I certainly have not yet explored the full potential of wool.

purplespirit1 said...

There's no doubt that your sweaters have kept you warm in whatever conditions you've worn them in. There's no debate about that. The issue is your knitwear in your conditions vs my knitwear in my conditions. You can't say that your knitwear would work in my conditions unless you can prove they can by testing them. Anything short of that is hokum.

I have worked on movie sets that are a day or two from power, yes. And not just a day or two from power in medium weather conditions, but in conditions where the temperature are near-zero or colder for both night and day conditions.
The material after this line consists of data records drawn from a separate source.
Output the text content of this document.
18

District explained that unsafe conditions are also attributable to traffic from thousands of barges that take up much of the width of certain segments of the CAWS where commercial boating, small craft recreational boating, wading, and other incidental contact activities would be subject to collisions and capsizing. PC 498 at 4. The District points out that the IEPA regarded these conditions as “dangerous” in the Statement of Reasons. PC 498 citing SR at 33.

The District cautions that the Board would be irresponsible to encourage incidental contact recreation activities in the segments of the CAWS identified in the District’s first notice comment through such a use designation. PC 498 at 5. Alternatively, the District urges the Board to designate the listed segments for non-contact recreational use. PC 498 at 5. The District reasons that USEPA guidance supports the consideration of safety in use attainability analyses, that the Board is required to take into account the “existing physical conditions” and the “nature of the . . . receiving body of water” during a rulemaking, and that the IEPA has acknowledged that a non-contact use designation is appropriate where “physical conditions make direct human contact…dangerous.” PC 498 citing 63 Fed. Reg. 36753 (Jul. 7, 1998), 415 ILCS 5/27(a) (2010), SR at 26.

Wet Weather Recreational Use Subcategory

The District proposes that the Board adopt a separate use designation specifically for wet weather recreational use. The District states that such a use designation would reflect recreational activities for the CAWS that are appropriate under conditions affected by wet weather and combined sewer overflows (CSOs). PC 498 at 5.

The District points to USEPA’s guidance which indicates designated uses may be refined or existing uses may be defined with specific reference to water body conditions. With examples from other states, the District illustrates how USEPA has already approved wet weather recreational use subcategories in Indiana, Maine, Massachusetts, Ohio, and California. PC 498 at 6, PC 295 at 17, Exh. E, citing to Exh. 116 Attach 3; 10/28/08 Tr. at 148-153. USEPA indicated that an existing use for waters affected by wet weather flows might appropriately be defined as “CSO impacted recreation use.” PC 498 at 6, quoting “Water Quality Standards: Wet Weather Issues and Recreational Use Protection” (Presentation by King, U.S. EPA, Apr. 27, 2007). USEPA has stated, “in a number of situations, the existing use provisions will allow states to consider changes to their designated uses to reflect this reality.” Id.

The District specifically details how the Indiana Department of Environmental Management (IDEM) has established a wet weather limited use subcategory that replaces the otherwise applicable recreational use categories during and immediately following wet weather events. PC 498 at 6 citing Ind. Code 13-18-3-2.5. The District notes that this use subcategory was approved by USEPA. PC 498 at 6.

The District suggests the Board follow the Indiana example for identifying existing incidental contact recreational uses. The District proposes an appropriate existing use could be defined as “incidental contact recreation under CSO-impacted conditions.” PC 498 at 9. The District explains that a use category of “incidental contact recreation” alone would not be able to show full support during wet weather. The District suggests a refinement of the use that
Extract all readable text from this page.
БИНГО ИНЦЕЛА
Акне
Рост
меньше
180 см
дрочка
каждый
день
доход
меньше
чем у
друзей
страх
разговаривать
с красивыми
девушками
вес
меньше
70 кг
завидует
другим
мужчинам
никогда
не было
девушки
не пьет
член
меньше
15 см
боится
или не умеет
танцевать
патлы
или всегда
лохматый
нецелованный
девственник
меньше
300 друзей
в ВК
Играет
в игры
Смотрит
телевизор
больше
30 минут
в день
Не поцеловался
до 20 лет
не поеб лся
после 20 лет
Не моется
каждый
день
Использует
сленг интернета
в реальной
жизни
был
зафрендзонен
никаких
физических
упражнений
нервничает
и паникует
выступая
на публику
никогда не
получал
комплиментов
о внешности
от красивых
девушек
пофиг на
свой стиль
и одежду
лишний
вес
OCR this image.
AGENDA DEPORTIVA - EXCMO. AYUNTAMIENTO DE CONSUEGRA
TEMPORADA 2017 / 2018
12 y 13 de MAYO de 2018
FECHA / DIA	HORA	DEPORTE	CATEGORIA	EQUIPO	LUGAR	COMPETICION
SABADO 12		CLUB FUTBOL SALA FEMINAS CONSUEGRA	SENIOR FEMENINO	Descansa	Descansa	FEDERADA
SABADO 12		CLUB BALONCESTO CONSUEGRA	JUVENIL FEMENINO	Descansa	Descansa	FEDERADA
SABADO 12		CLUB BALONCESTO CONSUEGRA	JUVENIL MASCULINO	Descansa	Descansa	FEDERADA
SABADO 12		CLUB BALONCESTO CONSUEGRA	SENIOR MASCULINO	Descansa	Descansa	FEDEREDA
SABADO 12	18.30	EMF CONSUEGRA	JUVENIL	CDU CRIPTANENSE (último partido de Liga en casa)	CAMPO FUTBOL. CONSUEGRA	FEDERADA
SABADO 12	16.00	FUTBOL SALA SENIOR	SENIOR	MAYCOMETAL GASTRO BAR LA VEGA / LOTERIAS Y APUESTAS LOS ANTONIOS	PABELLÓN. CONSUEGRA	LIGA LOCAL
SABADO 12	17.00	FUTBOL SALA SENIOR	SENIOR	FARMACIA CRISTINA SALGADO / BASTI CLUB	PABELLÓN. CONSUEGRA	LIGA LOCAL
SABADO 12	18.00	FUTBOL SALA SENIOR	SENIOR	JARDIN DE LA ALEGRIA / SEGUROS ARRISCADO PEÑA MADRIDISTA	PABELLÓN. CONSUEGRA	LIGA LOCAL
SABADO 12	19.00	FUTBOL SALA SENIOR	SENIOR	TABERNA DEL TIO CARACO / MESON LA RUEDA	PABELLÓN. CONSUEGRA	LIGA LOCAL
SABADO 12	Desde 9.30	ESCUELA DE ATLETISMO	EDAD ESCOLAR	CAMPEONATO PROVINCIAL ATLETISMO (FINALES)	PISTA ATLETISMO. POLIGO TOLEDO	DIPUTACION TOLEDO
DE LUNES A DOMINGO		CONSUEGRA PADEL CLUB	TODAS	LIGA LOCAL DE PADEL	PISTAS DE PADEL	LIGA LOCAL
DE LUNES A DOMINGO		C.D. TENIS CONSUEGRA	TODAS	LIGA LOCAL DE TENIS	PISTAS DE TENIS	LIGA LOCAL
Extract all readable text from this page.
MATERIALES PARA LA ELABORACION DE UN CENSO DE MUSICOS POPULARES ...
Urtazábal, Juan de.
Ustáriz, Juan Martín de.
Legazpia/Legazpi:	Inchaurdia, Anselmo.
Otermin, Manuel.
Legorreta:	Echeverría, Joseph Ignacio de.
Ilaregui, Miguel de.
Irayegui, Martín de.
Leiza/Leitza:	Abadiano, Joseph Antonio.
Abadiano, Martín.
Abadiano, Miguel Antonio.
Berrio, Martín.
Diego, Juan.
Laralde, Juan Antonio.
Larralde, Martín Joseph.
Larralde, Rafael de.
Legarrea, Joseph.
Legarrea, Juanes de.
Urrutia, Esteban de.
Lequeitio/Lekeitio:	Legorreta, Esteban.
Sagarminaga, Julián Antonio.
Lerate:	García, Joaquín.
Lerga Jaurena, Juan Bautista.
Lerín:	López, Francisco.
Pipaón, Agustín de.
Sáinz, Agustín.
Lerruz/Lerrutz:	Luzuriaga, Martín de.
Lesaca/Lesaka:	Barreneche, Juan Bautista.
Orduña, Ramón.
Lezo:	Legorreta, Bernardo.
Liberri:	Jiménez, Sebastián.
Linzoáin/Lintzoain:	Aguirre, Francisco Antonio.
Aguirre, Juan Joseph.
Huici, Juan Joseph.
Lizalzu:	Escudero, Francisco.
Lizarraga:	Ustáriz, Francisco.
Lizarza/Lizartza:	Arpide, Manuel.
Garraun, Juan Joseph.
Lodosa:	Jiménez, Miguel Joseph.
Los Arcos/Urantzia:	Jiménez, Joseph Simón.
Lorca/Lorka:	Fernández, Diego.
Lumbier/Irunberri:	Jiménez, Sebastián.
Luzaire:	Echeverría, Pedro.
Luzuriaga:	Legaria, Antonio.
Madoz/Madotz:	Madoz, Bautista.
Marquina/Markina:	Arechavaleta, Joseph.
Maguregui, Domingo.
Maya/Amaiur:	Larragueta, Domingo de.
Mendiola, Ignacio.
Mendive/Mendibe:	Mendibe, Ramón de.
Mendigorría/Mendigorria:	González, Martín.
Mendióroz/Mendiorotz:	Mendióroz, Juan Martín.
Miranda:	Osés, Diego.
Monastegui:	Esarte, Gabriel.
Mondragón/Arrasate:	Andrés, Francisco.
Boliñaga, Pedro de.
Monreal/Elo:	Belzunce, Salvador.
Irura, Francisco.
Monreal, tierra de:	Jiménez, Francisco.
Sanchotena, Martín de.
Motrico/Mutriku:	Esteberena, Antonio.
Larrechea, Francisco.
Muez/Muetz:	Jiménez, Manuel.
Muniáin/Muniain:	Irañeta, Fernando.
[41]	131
You're right that equipment that's on a movie set generate heat, and there are trailers to shelter people from the elements in between takes, but as I've previously posted in reply to another of your posts - when we're working 14+ hour days filming scenes where the temperatures are at freezing or colder, where the trailers aren't nearly as insulated as a home would be, the cast would often need to wear layers even inside the trailers surrounded by heat-generating film equipment. Actors who are filming a scene can't be padded with so many layers if the scene requires them to portray warmer conditions, so the few layers that they have on need to be as warm as possible, and my knitwear has proven to be warm enough, despite my lack of a sheath or without having knit sweaters on 2mm needles.

In summation - I have knit items for these conditions in a manner that you deem as "pretty", and yet these garments work.

But... like you've said before, what works for me is what works for me, and what works for you is what works for you. Don't begin to tell me that my way is wrong when I've got 2 decades of proving what I do is what's right, and it's good enough for much colder weather than what you've exposed your knitwear to, I'm sure. (At least based on what you've so far posted on your blog.)

I still (honestly) am willing to offer you the opportunity to test your uber-warm knitting to the conditions I put my own work through, if you're willing to do so - that is, if you want truly to do it. Just let me know when you're ready.